What is hmrc tax gap crackdown uk households focused on?
HMRC household-focused compliance activity targets undeclared rental income, undeclared overseas assets, and unreported cryptoassets, alongside standard self-assessment compliance. The Worldwide Disclosure Facility, the Let Property Campaign, and the cryptoasset-specific guidance set out the operational route for taxpayers to bring undeclared liabilities into compliance.
What is the taxpayer alert mechanism for non-compliance?

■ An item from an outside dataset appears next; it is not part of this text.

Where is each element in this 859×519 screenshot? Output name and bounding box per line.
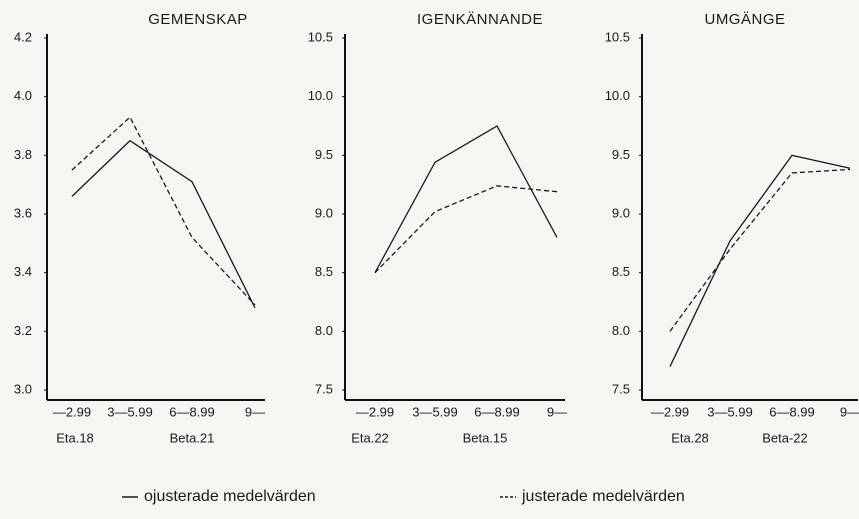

HMRC uses nudge letters to alert taxpayers to potential non-compliance, particularly where data matching (PAYE, CRS reporting, Companies House filings) suggests undeclared liabilities. The Worldwide Disclosure Facility and the Let Property Campaign are HMRC's primary disclosure routes for taxpayers responding to a nudge letter or pre-empting one.
How we verified this
This article draws on the following primary UK sources:
- HMRC: Measuring the Tax Gap 2024 publication
- NAO: HMRC performance reports
- Treasury Committee: tax gap inquiry and evidence sessions
- gov.uk: Taxpayer Protection Taskforce overview
- OBR Economic and Fiscal Outlook: tax compliance forecasts
- HMRC annual reports and accounts: compliance yield reporting
- Public Accounts Committee: reports on HMRC compliance and COVID schemes
No secondary aggregators, no press releases from commercial providers, and no statistics without a named government or regulatory source were used.